Learn about Real Estate: Don't Become the Butt of Preservation Jokes


Beautiful downtown Lynchburg, Va.

Have you heard this one? An owner of a historic building walks into a bank…

You know the punch line – the lender says, “no.” There are many reasons why a preservation project might not move forward. Some of the reasons might have to do with the market, some may have to do with the business plan, some might have to do with the lender, others might have to do with Mercury in retrograde.

I’ve been learning a lot about financing rehabilitation projects lately. I’ve learned lenders can be a bit linear, too often showing preference single-use projects because they don’t “get” mixed-use or they will only fund the residential portion of the project. But my biggest lesson overall is that the bottom line when when dealing with financiers is that they always like to see signed tenants for your project. Before you even lift a hammer, signed leases from business owners or residents light up a banker’s eyes.

In the beautiful riverside town of Lynchburg, Va., the owner of a turn-of-the-century shoe factory was trying to fuel the momentum of the downtown revitalization by bringing a gorgeous rehab project to the table with a couple of businesses of which he was going to be the owner and manager. He approached lenders and tax credit investors for more than a year with his project that he pitched as a hotel, two restaurants, and a microbrewery. It seemed like a great project and it had the complete support of the city – the municipality even provided land for a parking lot and property tax abatement incentives.
Giant shoe paying homage to the building's heritage.

The developer finally sought help from Tetrault & Associations. (Full disclosure: Al Tetrault was a professor of mine and the first person who made real estate and tax credits make sense for me.) The team had an “Ah-ha!” moment and suggested that the project be repackaged to tax credit syndicators and lenders as a real estate deal – not as a series of businesses including a hotel, restaurants, and microbrewery. The owner of this 55,875 square-foot diamond-in-the-rough pitched his project as a rehabilitation of two historic warehouses that was pre-leased with four businesses. Even though he was still the owner of the businesses, he hired four managers for each business and pitched his project as a real estate deal.

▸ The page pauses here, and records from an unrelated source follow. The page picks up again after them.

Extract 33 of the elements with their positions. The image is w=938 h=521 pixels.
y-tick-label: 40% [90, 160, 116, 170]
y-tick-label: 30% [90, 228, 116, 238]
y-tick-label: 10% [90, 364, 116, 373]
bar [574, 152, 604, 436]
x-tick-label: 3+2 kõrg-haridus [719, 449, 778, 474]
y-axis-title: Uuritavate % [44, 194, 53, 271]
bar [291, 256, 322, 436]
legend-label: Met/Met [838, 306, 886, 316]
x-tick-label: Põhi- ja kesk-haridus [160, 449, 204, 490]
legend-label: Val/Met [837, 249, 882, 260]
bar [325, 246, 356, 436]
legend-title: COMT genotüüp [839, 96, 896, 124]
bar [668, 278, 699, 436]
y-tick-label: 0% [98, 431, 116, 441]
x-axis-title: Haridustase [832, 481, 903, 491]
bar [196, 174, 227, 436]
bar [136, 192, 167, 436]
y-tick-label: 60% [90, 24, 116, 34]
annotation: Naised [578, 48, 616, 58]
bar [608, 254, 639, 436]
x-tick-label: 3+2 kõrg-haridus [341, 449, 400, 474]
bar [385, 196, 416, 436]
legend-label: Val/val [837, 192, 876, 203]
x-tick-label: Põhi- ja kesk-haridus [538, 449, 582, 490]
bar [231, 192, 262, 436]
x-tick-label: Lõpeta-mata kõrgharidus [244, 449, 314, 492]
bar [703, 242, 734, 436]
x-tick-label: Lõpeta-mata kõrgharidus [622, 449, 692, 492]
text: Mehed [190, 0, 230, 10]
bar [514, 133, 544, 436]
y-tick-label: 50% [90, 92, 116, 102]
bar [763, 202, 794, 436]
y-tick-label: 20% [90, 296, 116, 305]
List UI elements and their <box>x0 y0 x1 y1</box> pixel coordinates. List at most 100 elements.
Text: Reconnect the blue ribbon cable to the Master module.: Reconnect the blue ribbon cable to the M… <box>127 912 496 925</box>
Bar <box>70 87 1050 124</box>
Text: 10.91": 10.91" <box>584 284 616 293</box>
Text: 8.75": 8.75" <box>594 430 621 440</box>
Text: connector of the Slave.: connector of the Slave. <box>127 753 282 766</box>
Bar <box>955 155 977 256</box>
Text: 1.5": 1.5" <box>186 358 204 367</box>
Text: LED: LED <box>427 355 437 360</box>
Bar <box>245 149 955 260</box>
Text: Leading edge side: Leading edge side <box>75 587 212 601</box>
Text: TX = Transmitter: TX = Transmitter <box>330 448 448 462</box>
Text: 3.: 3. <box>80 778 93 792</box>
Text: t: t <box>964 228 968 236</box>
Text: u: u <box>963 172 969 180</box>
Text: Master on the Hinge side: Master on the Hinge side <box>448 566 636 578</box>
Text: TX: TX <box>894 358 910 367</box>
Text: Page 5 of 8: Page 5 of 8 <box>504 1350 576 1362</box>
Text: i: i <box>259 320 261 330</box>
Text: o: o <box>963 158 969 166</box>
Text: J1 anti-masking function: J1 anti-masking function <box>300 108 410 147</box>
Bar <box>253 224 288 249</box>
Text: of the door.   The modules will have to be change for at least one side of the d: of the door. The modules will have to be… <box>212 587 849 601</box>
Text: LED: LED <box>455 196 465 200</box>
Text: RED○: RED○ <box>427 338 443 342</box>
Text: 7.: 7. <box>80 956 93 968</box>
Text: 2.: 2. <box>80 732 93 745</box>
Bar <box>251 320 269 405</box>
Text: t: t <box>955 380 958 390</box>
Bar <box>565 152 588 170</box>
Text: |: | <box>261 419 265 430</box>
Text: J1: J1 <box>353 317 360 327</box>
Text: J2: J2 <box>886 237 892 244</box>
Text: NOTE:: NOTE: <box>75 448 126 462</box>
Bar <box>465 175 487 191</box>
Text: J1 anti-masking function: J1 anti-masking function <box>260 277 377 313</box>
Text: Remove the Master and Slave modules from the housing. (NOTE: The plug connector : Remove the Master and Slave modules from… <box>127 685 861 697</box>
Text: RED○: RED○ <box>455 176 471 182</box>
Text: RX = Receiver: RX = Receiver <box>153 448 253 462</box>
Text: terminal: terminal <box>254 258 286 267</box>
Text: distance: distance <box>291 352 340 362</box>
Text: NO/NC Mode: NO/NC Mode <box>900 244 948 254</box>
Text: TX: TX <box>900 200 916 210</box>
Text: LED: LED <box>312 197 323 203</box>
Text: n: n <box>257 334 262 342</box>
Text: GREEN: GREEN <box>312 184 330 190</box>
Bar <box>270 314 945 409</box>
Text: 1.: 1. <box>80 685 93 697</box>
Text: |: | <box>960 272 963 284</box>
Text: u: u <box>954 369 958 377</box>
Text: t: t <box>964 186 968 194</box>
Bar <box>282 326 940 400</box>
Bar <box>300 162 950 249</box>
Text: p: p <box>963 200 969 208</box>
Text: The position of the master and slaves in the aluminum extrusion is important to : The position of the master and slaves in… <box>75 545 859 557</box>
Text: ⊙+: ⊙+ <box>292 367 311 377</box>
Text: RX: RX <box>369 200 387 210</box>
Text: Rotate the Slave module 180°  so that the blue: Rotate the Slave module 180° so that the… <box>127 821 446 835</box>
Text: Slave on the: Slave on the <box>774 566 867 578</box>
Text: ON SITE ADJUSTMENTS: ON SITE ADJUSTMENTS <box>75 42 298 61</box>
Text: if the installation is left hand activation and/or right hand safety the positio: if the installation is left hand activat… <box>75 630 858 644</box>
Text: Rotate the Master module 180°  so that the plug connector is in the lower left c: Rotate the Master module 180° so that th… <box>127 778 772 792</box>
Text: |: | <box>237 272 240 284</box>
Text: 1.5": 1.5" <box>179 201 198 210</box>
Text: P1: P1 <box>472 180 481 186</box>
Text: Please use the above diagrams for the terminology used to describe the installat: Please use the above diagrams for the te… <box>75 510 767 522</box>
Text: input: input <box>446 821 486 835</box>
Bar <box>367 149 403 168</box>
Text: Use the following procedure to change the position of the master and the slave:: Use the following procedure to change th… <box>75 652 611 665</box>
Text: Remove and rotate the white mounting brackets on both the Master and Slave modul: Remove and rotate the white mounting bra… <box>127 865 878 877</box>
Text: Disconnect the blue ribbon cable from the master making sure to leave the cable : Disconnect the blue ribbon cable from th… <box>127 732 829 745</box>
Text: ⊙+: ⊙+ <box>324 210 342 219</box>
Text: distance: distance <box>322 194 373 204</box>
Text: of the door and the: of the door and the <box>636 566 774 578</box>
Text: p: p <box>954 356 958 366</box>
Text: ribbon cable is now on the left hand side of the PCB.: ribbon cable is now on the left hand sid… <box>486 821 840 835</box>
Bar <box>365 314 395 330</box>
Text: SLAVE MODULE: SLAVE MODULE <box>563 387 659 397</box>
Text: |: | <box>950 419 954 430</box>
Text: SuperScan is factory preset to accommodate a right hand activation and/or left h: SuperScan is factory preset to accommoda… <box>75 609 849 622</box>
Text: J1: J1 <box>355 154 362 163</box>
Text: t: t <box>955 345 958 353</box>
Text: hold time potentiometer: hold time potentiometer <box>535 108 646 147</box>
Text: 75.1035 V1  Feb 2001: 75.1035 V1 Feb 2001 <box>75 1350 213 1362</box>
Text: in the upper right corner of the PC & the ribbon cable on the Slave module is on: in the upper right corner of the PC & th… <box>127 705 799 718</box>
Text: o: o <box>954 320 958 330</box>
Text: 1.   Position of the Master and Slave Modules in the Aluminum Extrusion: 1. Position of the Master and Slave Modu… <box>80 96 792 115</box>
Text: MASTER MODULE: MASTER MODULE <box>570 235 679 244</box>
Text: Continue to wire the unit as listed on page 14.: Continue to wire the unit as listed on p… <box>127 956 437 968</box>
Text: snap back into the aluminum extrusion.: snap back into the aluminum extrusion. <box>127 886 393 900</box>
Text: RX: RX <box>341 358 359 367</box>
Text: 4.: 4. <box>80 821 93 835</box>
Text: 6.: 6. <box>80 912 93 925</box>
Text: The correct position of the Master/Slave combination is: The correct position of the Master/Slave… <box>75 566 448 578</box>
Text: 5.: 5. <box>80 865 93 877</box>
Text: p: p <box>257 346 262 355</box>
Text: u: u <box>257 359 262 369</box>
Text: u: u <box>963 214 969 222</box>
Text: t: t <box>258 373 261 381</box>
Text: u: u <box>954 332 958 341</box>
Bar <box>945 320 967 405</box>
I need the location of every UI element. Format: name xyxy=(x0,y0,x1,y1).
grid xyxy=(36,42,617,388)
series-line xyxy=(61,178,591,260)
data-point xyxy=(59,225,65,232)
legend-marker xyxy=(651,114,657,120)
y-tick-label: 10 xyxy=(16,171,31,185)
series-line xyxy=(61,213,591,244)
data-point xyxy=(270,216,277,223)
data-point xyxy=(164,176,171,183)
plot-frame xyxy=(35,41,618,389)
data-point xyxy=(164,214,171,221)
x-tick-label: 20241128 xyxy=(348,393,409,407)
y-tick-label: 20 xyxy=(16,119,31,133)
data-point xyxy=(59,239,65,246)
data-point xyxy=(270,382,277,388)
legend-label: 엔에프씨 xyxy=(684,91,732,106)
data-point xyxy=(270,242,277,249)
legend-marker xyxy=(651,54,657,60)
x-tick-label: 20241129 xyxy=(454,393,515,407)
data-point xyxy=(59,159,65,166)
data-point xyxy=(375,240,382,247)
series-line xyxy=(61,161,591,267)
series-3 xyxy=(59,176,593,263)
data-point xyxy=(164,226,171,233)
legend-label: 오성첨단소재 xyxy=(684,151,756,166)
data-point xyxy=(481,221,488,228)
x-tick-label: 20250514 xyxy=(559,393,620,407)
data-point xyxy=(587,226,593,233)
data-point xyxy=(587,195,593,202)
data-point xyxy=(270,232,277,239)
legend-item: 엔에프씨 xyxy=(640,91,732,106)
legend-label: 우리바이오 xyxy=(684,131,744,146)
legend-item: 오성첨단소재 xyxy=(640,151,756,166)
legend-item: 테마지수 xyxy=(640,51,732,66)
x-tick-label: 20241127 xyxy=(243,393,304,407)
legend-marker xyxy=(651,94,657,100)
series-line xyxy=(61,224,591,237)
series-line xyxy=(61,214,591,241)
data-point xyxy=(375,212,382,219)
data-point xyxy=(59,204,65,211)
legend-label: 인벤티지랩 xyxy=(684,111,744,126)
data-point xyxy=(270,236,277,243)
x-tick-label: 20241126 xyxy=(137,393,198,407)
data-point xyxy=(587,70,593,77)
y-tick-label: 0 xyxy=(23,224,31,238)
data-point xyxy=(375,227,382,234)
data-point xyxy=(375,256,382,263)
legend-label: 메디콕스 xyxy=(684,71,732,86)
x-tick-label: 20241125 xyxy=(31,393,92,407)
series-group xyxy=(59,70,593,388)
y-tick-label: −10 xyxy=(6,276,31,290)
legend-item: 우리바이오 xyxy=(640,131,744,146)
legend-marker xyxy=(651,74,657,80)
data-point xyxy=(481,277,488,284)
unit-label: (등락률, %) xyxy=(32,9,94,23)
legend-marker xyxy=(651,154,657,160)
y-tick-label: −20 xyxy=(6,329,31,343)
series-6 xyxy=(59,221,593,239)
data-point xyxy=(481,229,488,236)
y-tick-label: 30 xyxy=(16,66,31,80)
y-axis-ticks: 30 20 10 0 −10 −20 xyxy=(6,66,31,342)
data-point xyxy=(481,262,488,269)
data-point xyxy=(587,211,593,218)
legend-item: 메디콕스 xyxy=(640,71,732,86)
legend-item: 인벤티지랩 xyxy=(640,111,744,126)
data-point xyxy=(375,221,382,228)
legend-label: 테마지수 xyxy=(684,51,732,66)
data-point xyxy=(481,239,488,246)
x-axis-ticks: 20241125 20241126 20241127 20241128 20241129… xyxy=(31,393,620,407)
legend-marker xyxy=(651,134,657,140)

It worked. This real estate deal raised almost $17,000,000 in debt and equity in less than 90 days. The $21-million project also took advantage of federal preservation tax credits, new market tax credits, a HUD 108 loan, and $3 million from local private investors.

No joke.

4 comments:

Meg Baco said...

The support of the municipality makes all the difference!

Andrea Dono said...

Indeed. And, in this case, the city developed a phased comp plan that concentrated efforts near the community gateway and moved block-by-block toward the edge of the downtown. It's notable that they created a plan and are following it, and they are committed to the slow, incremental process. Excellent model on many levels!

Eagle Valley Realty said...

A good preservation plan can keep the spirit of what the building used to be for and maintains the history of the community!